El deporte nunca me dolió tanto, ni siquiera en la forma de un pelotazo no anticipado, como cuando calculé cuánto extrañaría a la pequeña Dianne, a Bombero, a Oslay, a Yordan, a Carlitos y al otro Carlitos, a numerosas caras cuyos nombres creí que jamás olvidaría, a René… Los ecos de sus gritos parejos durante las rutinas, siempre a la misma hora, tardaron en dejar de resonar en mis oídos, como si una parte de mi ser permaneciese en el local de entrenamiento.

Supe dar más de una vez la cara a adversarios que me superaban en tamaño, habilidad y experiencia, pero no al sensei para anunciarle que me retiraba. Le rogué a mi padre que lo hiciera por mí. Fue un viernes, en el horario de anochecer temprano.

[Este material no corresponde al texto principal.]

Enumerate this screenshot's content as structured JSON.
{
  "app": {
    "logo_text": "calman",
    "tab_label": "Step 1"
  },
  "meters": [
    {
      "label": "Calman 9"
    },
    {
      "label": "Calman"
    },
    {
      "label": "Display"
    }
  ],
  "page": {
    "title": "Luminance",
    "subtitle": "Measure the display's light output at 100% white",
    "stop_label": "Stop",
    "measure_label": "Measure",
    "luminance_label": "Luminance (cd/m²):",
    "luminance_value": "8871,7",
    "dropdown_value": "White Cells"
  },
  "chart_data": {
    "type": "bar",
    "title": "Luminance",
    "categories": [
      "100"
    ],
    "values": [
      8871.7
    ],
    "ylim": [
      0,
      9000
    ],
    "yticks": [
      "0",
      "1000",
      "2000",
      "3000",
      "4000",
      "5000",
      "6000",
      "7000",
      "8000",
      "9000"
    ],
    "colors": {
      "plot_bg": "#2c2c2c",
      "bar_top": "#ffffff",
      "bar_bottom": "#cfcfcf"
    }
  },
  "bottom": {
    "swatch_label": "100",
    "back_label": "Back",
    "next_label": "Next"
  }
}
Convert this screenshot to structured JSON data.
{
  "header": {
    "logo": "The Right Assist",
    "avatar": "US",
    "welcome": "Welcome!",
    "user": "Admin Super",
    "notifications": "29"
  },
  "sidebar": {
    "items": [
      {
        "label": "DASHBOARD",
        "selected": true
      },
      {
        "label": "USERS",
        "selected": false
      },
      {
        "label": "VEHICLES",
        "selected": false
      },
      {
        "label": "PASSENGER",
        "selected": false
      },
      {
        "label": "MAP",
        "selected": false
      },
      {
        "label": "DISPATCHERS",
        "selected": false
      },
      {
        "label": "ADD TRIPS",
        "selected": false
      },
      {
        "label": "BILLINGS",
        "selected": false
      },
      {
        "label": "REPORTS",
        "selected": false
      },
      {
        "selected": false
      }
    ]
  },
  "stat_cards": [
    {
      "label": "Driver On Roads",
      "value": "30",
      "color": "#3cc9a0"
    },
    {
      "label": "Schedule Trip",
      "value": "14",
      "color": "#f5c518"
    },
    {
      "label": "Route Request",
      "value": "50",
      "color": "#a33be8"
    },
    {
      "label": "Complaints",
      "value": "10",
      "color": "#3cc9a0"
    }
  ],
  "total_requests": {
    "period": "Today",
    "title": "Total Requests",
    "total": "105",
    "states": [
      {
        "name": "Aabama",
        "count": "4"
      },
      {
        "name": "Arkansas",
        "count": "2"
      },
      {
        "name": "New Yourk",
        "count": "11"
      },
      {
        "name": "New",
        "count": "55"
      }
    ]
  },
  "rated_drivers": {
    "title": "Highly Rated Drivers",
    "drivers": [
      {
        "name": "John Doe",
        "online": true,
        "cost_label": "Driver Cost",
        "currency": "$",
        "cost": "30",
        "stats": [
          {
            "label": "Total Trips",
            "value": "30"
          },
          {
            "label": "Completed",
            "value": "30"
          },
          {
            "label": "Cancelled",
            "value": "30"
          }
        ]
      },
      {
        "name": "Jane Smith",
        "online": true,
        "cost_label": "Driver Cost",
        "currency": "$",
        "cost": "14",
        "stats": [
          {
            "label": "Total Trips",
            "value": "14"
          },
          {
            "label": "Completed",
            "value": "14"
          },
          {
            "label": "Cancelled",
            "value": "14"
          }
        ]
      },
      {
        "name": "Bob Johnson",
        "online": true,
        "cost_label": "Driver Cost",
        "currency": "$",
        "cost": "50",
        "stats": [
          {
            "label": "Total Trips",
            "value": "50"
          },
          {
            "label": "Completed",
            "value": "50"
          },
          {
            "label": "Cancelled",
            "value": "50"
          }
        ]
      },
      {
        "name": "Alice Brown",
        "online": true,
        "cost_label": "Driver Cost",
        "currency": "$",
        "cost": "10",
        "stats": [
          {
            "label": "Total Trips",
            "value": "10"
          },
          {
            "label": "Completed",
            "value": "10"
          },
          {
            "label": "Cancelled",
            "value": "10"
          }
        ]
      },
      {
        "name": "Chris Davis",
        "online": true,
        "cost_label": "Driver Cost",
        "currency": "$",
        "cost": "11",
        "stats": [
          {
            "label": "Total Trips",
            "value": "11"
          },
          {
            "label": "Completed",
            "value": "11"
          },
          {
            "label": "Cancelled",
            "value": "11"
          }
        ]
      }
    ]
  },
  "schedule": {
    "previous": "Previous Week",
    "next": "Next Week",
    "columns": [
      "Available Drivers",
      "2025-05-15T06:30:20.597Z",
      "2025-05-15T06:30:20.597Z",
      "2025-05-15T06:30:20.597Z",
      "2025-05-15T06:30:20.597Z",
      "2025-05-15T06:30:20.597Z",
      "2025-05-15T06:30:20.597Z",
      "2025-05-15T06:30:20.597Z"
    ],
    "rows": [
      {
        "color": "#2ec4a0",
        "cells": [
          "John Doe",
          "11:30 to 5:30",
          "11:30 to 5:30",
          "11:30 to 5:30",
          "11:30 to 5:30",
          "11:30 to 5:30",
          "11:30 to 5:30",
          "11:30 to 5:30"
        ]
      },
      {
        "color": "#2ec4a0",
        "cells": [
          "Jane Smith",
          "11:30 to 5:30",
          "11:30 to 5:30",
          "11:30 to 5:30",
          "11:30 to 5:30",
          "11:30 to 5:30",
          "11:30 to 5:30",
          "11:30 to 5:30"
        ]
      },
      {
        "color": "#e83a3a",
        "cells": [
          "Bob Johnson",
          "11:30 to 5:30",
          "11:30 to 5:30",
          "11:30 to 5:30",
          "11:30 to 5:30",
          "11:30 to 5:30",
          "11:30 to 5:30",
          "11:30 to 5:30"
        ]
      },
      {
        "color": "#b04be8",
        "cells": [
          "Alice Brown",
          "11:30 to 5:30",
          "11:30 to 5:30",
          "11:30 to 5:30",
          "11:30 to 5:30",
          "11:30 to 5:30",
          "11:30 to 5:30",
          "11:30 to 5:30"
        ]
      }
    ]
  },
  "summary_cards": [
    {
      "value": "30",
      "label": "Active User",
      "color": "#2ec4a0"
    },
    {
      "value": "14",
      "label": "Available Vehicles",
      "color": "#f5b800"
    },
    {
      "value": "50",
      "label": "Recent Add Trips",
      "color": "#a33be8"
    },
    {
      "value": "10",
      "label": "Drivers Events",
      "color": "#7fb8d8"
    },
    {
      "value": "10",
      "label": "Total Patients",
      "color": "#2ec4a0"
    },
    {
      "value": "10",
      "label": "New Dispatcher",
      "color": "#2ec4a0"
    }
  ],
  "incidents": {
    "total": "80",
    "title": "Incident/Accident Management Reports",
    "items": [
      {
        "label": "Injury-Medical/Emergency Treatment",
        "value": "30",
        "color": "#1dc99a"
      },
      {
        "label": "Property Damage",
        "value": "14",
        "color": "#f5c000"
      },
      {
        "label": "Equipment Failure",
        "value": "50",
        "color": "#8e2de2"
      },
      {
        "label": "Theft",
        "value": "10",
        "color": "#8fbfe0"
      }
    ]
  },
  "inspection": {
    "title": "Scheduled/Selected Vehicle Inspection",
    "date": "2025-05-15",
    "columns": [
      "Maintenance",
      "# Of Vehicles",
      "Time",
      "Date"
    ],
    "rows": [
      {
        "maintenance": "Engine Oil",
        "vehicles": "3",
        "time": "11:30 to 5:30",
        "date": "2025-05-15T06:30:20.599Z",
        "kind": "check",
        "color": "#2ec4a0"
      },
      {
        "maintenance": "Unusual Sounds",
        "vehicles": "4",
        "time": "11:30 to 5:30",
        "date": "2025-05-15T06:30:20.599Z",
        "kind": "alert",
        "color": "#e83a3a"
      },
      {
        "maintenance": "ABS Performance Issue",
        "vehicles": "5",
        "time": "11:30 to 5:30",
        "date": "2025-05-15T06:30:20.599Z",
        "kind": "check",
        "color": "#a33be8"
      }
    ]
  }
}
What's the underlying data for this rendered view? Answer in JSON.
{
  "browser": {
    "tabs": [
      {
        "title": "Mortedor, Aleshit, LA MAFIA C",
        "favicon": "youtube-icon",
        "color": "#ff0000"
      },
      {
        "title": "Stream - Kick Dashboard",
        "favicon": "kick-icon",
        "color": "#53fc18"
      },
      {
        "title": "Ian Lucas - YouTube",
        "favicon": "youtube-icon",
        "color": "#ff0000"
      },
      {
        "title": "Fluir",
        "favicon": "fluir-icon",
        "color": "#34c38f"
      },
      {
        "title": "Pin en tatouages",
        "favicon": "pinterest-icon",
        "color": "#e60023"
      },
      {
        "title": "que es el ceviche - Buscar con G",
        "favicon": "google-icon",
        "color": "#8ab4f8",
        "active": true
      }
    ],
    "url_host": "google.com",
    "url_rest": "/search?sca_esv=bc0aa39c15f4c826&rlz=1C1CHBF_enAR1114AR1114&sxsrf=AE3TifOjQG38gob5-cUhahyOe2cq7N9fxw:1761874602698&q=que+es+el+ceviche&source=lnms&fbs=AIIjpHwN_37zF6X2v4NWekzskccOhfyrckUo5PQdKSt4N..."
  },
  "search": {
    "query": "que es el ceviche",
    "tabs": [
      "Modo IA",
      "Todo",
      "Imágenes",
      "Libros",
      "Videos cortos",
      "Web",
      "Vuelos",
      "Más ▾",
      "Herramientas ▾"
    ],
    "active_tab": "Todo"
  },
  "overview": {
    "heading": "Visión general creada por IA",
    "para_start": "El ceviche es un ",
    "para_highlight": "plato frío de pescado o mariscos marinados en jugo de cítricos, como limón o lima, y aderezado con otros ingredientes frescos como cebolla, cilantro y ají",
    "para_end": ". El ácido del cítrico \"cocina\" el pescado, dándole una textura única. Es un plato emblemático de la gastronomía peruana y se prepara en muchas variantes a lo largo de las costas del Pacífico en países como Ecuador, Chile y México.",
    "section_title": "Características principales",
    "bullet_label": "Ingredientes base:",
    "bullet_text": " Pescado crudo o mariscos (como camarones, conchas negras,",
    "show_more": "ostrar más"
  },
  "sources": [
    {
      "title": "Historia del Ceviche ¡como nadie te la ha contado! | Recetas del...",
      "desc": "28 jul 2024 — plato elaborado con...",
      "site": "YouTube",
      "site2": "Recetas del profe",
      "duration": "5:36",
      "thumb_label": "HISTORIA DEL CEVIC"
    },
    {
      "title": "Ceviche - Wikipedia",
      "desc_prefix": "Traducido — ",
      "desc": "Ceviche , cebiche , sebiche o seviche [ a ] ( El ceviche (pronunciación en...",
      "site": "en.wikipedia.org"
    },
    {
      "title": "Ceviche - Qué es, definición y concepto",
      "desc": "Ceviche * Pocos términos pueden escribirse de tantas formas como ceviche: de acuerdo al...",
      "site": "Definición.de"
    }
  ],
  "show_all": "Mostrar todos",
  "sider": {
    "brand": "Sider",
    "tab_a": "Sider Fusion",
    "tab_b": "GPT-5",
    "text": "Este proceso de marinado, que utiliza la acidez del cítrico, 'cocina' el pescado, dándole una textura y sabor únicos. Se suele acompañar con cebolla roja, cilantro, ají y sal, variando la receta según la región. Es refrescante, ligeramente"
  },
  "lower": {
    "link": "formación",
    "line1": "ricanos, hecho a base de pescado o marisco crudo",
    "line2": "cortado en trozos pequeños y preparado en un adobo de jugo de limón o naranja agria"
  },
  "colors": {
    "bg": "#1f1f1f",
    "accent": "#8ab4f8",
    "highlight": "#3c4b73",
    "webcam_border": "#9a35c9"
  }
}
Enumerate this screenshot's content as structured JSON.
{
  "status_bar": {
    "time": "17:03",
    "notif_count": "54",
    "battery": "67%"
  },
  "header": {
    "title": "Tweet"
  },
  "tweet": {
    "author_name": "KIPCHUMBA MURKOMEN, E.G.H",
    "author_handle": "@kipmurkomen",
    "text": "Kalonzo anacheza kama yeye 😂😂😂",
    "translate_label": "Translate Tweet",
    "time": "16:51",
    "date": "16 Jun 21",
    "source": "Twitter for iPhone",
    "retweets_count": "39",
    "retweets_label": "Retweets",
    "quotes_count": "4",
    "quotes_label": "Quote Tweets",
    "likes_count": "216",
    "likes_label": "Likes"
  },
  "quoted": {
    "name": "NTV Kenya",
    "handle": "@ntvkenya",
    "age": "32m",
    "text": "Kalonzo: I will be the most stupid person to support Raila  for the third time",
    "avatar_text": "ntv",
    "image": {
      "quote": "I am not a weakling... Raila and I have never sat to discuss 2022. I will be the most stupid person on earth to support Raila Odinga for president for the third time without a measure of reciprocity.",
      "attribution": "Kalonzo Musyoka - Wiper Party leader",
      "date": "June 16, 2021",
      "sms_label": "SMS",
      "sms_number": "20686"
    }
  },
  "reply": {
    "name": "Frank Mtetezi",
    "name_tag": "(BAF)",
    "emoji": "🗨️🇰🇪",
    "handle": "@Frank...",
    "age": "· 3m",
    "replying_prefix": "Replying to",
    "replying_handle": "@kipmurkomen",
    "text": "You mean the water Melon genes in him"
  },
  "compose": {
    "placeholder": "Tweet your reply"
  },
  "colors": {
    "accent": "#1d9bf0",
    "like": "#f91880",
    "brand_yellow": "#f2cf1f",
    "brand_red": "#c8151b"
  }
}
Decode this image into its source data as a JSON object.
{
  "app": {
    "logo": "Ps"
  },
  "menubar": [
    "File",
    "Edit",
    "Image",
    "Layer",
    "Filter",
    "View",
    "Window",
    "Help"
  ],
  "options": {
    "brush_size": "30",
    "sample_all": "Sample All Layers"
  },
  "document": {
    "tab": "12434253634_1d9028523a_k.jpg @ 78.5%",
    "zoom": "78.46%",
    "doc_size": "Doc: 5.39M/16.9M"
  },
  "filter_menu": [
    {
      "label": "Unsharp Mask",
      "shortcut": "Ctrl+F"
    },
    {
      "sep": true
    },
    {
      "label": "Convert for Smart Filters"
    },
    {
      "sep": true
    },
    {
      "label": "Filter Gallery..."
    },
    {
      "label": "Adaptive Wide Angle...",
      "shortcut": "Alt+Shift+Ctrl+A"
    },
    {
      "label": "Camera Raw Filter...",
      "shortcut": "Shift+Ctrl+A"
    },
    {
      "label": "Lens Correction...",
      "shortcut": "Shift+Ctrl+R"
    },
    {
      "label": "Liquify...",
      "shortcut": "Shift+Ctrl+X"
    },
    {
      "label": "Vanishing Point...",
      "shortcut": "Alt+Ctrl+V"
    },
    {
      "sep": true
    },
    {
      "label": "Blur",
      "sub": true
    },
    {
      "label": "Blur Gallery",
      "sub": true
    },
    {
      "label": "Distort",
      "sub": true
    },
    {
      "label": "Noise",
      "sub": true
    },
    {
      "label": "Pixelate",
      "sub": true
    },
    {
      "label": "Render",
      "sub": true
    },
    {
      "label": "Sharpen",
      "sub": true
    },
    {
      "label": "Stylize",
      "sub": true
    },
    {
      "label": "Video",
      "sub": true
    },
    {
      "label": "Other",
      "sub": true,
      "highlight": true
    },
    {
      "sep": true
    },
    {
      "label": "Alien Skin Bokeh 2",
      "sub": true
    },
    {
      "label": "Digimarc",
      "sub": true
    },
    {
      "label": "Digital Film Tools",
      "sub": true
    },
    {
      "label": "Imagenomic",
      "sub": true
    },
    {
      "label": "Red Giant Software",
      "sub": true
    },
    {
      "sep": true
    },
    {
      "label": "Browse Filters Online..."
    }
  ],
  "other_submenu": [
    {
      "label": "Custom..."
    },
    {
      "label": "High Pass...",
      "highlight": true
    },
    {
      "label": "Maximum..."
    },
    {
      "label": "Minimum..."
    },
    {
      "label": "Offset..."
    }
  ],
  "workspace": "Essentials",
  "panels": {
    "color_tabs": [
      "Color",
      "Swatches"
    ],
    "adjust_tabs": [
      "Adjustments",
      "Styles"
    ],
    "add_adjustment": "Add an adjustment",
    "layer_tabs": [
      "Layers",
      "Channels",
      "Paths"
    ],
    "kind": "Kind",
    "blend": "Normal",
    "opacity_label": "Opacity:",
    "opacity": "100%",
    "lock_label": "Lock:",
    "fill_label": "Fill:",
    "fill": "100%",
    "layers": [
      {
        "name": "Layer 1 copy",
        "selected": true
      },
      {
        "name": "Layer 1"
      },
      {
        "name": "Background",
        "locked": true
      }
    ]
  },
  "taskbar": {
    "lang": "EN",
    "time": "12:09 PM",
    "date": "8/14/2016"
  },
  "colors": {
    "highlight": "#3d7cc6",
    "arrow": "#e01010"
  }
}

Yo, refugiado en la casa y en una película de Van Damme, por un instante sentí que se había cerrado un círculo tristemente perfecto.

No obstante, enseguida advertí que el tiempo se encargaría de corregir mi punto de vista, y de mostrarme cuánto hay de guerrero en alguien fuera del tatami.

Con un grado de meditación que sin el Shito-ryu no hubiese logrado, auné la madurez suficiente para comprender que las amenazas no siempre vienen hacia ti en la forma de un puño pérfido del cual defenderse. También hay cúmulos de circunstancias, carencias, decepciones, ante las que no dan abasto brazos y piernas.

Para ello, de su isla a mi isla, de su tiempo a mi tiempo, Kenwa Mabuni me mostró el camino.